I agree with Will 100 percent, which probably makes me a never-Trumper. So be it! James Mattis, the president's former Defense secretary, a highly-respected retired Marine general, weighed-in last week, writing in The Atlantic that "Donald Trump is the first president in my lifetime who does not try to unite the American people. He doesn't even pretend to try." Mattis lamented "three years without mature leadership."
It's time to recognize that Trump simply isn't up to the unprecedented challenges he faces: (1) a COVID-19 pandemic that has claimed more than 100,000 American lives and (2) widespread violent rioting resulting from the apparent murder of an unarmed African-American man, George Floyd, by a former Minneapolis police officer who is white. Although the president isn't responsible for either of these difficult challenges, his responses and statements have often been contradictory, inconsistent and unpredictable, and his actions have worsened the deep racial and political divisions in our country.
Instead of attempting to bring us together on these life-and-death issues, Trump contributed to the wave of violence that swept across our country by fanning the deadly flames of animosity and hatred. Mattis criticized the president for militarizing the response to destructive rioting.
As I thought about what Will and Mattis had written, I watched our Bible-toting "law-and-order president" (his words) stand outside St. John's Episcopal Church in Washington, D.C., thereby using the historic church as a photo-op backdrop and the Bible as a prop. For the record, the church's pastor was nowhere in sight. This was after police and National Guard troops used flash-bang grenades and rubber bullets to move peaceful demonstrators out of Lafayette Park across the street from the White House. How low can you go, Mr. President?

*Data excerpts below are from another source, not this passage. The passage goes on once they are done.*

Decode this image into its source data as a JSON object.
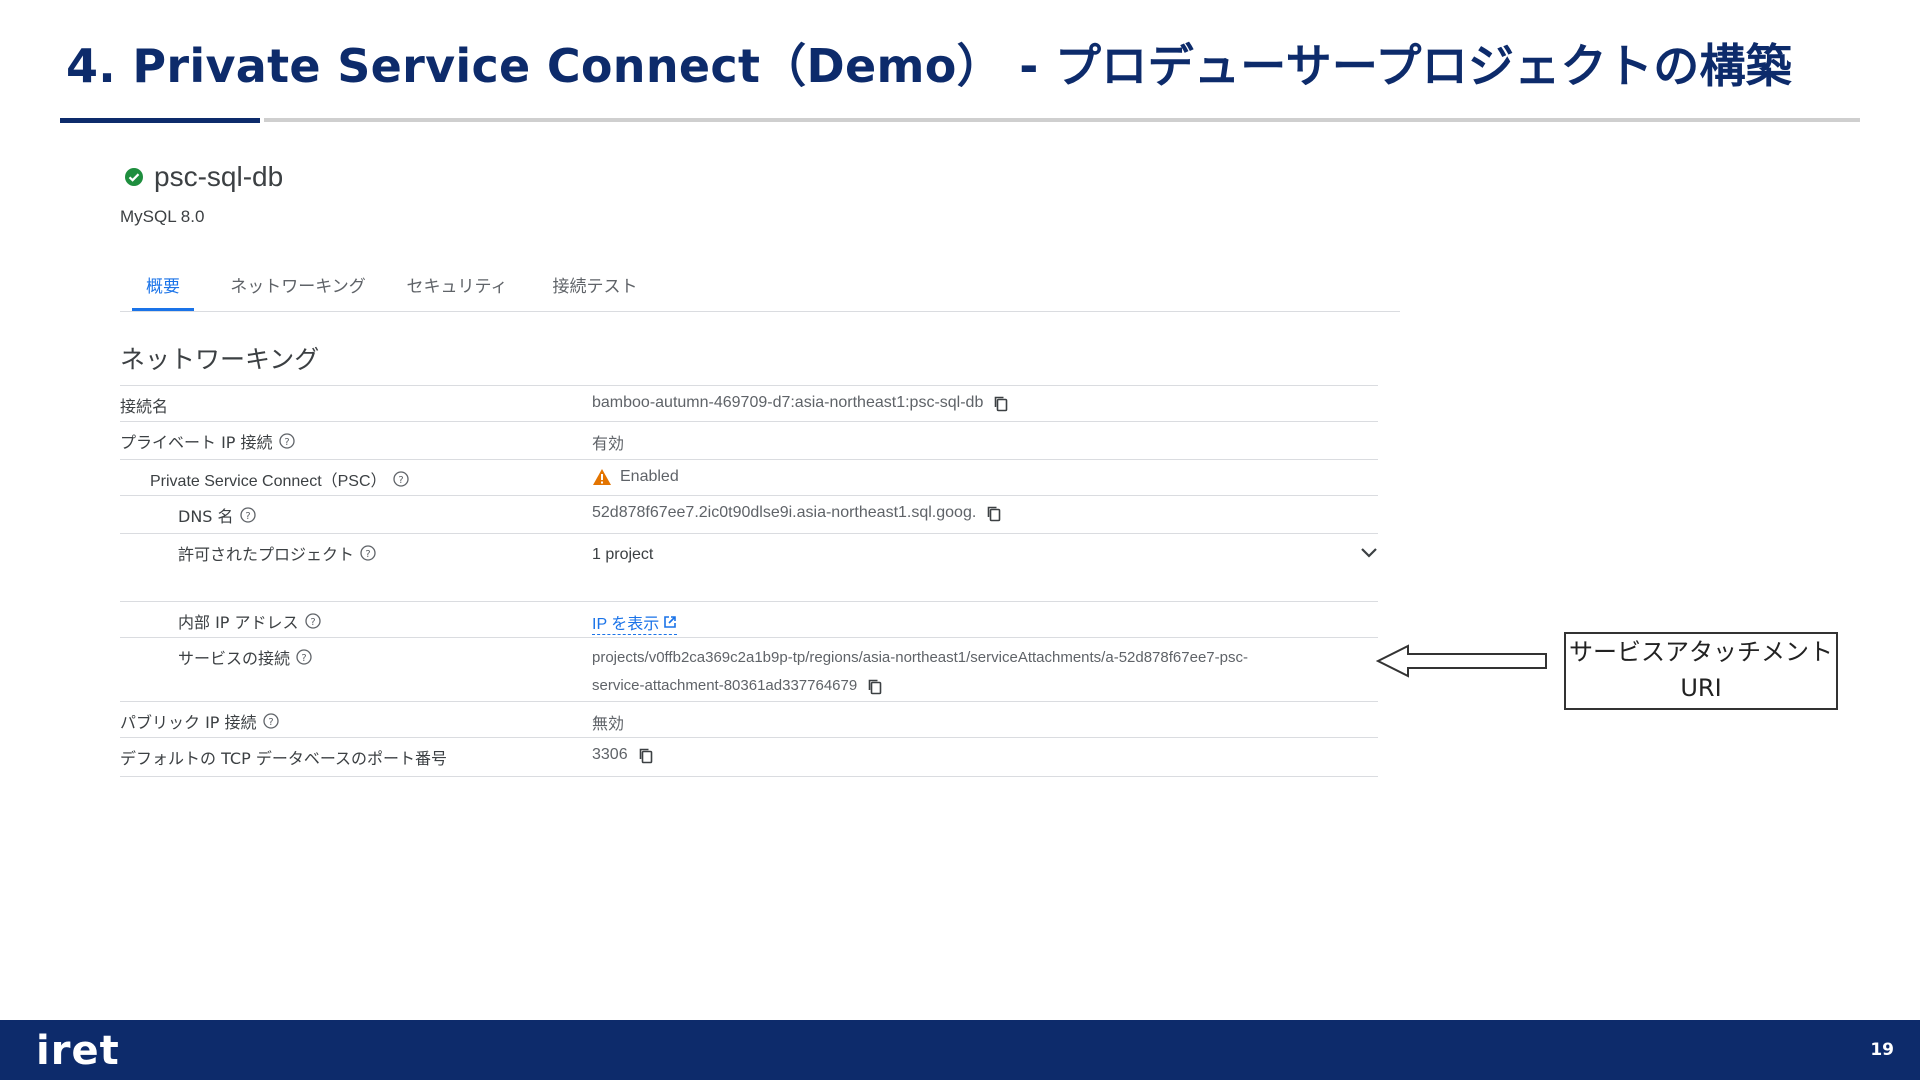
{
  "slide": {
    "title": "4. Private Service Connect（Demo） - プロデューサープロジェクトの構築",
    "page_number": "19",
    "logo_text": "iret"
  },
  "instance": {
    "name": "psc-sql-db",
    "engine": "MySQL 8.0",
    "status_icon": "check-circle-icon",
    "status_color": "#1e8e3e"
  },
  "tabs": [
    {
      "label": "概要",
      "active": true
    },
    {
      "label": "ネットワーキング",
      "active": false
    },
    {
      "label": "セキュリティ",
      "active": false
    },
    {
      "label": "接続テスト",
      "active": false
    }
  ],
  "section": {
    "title": "ネットワーキング"
  },
  "rows": {
    "connection_name": {
      "label": "接続名",
      "value": "bamboo-autumn-469709-d7:asia-northeast1:psc-sql-db"
    },
    "private_ip": {
      "label": "プライベート IP 接続",
      "value": "有効"
    },
    "psc": {
      "label": "Private Service Connect（PSC）",
      "value": "Enabled"
    },
    "dns": {
      "label": "DNS 名",
      "value": "52d878f67ee7.2ic0t90dlse9i.asia-northeast1.sql.goog."
    },
    "allowed_projects": {
      "label": "許可されたプロジェクト",
      "value": "1 project"
    },
    "internal_ip": {
      "label": "内部 IP アドレス",
      "value": "IP を表示"
    },
    "service_connection": {
      "label": "サービスの接続",
      "value_line1": "projects/v0ffb2ca369c2a1b9p-tp/regions/asia-northeast1/serviceAttachments/a-52d878f67ee7-psc-",
      "value_line2": "service-attachment-80361ad337764679"
    },
    "public_ip": {
      "label": "パブリック IP 接続",
      "value": "無効"
    },
    "default_port": {
      "label": "デフォルトの TCP データベースのポート番号",
      "value": "3306"
    }
  },
  "annotation": {
    "line1": "サービスアタッチメント",
    "line2": "URI"
  },
  "colors": {
    "title_navy": "#0d2b6b",
    "accent_blue": "#1a73e8",
    "warning_orange": "#e37400"
  }
}
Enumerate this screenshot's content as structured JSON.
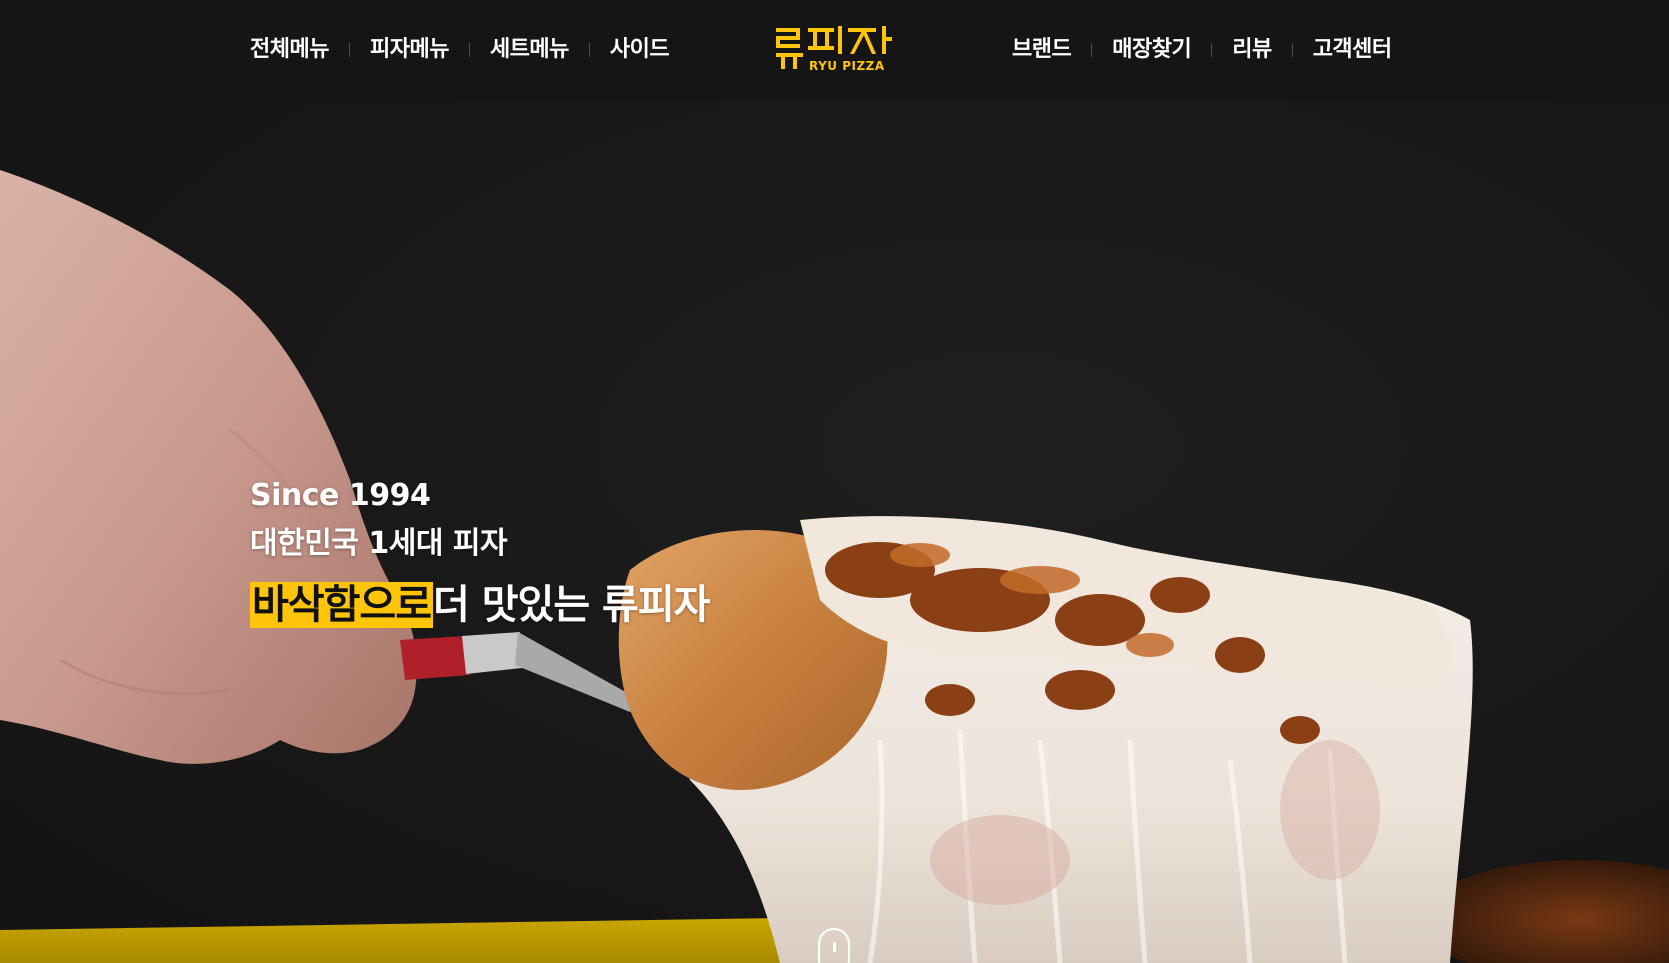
{
  "nav_left": [
    {
      "label": "전체메뉴"
    },
    {
      "label": "피자메뉴"
    },
    {
      "label": "세트메뉴"
    },
    {
      "label": "사이드"
    }
  ],
  "nav_right": [
    {
      "label": "브랜드"
    },
    {
      "label": "매장찾기"
    },
    {
      "label": "리뷰"
    },
    {
      "label": "고객센터"
    }
  ],
  "logo": {
    "korean": "류피자",
    "english": "RYU PIZZA",
    "color": "#ffc50a"
  },
  "hero": {
    "since": "Since 1994",
    "first_generation": "대한민국 1세대 피자",
    "tagline_highlight": "바삭함으로",
    "tagline_rest": "더 맛있는 류피자",
    "highlight_color": "#ffc50a"
  },
  "scroll_indicator": {
    "icon": "mouse-scroll-icon"
  }
}
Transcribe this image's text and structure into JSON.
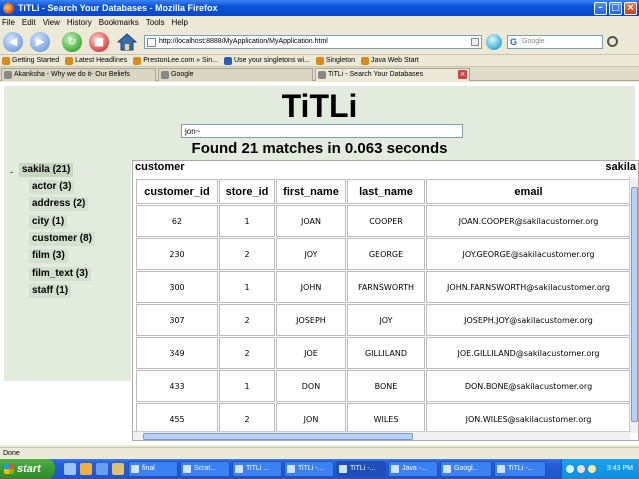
{
  "window": {
    "title": "TiTLi - Search Your Databases - Mozilla Firefox"
  },
  "menu": [
    "File",
    "Edit",
    "View",
    "History",
    "Bookmarks",
    "Tools",
    "Help"
  ],
  "nav": {
    "url": "http://localhost:8888/MyApplication/MyApplication.html",
    "search_placeholder": "Google",
    "search_logo": "G"
  },
  "bookmarks": [
    "Getting Started",
    "Latest Headlines",
    "PrestonLee.com » Sin...",
    "Use your singletons wi...",
    "Singleton",
    "Java Web Start"
  ],
  "tabs": [
    {
      "label": "Akanksha - Why we do it- Our Beliefs"
    },
    {
      "label": "Google"
    },
    {
      "label": "TiTLi - Search Your Databases"
    }
  ],
  "app": {
    "title": "TiTLi",
    "query": "jon~",
    "summary": "Found 21 matches in 0.063 seconds"
  },
  "tree": {
    "toggle": "-",
    "root": "sakila (21)",
    "items": [
      "actor (3)",
      "address (2)",
      "city (1)",
      "customer (8)",
      "film (3)",
      "film_text (3)",
      "staff (1)"
    ]
  },
  "results": {
    "table_name": "customer",
    "db_name_right": "sakila",
    "columns": [
      "customer_id",
      "store_id",
      "first_name",
      "last_name",
      "email"
    ],
    "rows": [
      [
        "62",
        "1",
        "JOAN",
        "COOPER",
        "JOAN.COOPER@sakilacustomer.org"
      ],
      [
        "230",
        "2",
        "JOY",
        "GEORGE",
        "JOY.GEORGE@sakilacustomer.org"
      ],
      [
        "300",
        "1",
        "JOHN",
        "FARNSWORTH",
        "JOHN.FARNSWORTH@sakilacustomer.org"
      ],
      [
        "307",
        "2",
        "JOSEPH",
        "JOY",
        "JOSEPH.JOY@sakilacustomer.org"
      ],
      [
        "349",
        "2",
        "JOE",
        "GILLILAND",
        "JOE.GILLILAND@sakilacustomer.org"
      ],
      [
        "433",
        "1",
        "DON",
        "BONE",
        "DON.BONE@sakilacustomer.org"
      ],
      [
        "455",
        "2",
        "JON",
        "WILES",
        "JON.WILES@sakilacustomer.org"
      ]
    ]
  },
  "status": "Done",
  "taskbar": {
    "start": "start",
    "items": [
      "final",
      "Scrat...",
      "TiTLi ...",
      "TiTLi -...",
      "TiTLi -...",
      "Java -...",
      "Googl...",
      "TiTLi -..."
    ],
    "clock": "3:43 PM"
  },
  "colors": {
    "panel_bg": "#e3ebdf",
    "tree_highlight": "#c7d8c1",
    "titlebar": "#0a52d8",
    "taskbar": "#245edb"
  }
}
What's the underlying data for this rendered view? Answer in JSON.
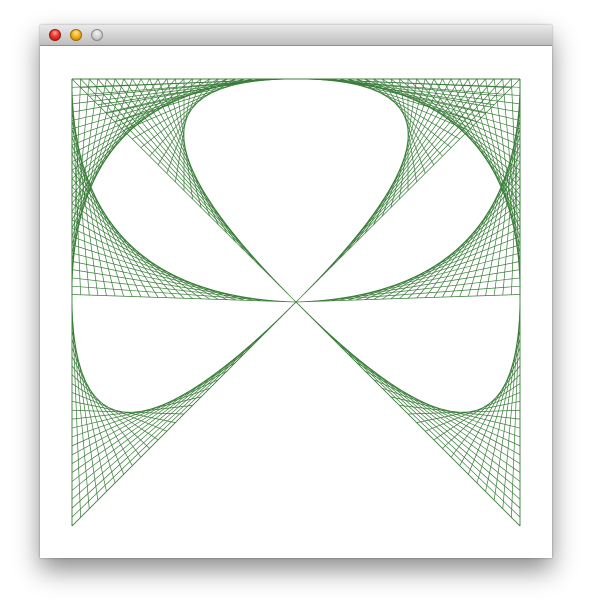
{
  "window": {
    "title": "",
    "buttons": [
      {
        "name": "close-button",
        "color": "#e8362b"
      },
      {
        "name": "minimize-button",
        "color": "#f6b11e"
      },
      {
        "name": "zoom-button",
        "color": "#bdbdbd"
      }
    ]
  },
  "drawing": {
    "stroke_color": "#3a7d3a",
    "background_color": "#ffffff"
  }
}
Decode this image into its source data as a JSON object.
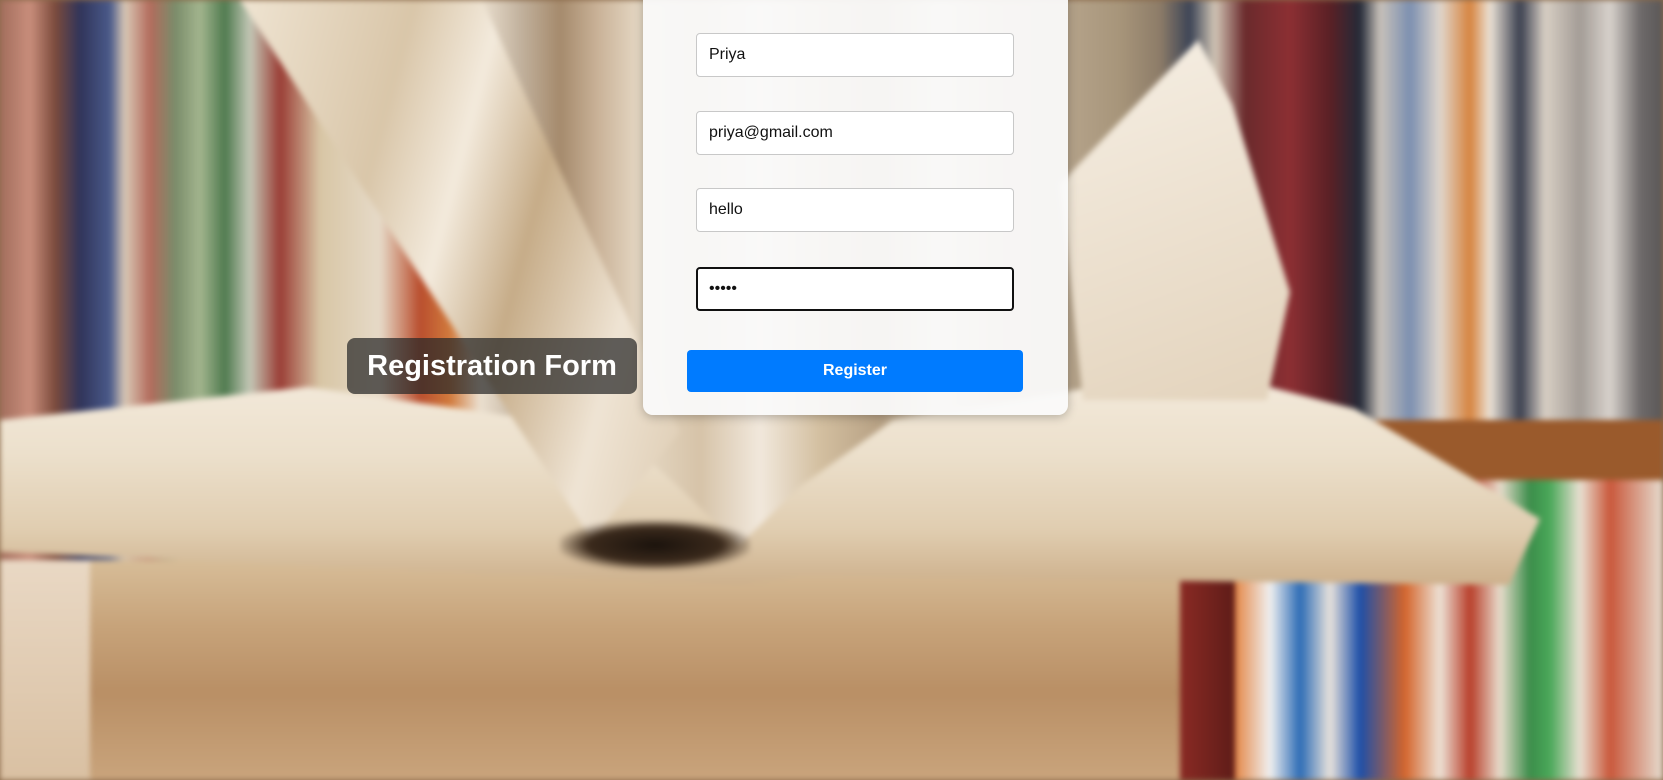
{
  "title": "Registration Form",
  "form": {
    "name_value": "Priya",
    "email_value": "priya@gmail.com",
    "username_value": "hello",
    "password_value": "hello",
    "register_label": "Register"
  },
  "colors": {
    "button": "#007bff",
    "button_text": "#ffffff",
    "title_bg": "#282828",
    "card_bg": "#fafafa"
  }
}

No wonder Trump trails his frail and often confused opponent, former Vice President Joe Biden, the weakest presidential candidate in my lifetime, by 10 points in national polls as we approach November's crucial presidential election. "In 2016 voters were presented with an unprecedentedly unpalatable choice," Will wrote. "Now, however, voters have watched him (Trump) govern for 40 months and only 40 percent of them approve of his sordid conduct."
Well, there you have it. As I've written before, the American electorate is polarized as never before and faces a gut-wrenching choice between a rude, crude bully who suffers from Narcissistic Personality Disorder and a frail 77-year-old career politician who has difficulty stringing two coherent sentences together. One is a hateful person who diminishes the presidency and the other is an amiable if deeply flawed shadow of his former self. I don't know what I'm going to do in November. How about you?
Primary Election Results: If you didn't vote in last Tuesday's Primary Election, you have no right to comment on the election results or criticize candidates who won or lost. By not voting, you forfeited your right to participate in the democratic process and allowed those of us who voted to choose the public officials who will guide us into an uncertain future.
Guy W. Farmer is the Appeal's senior political columnist.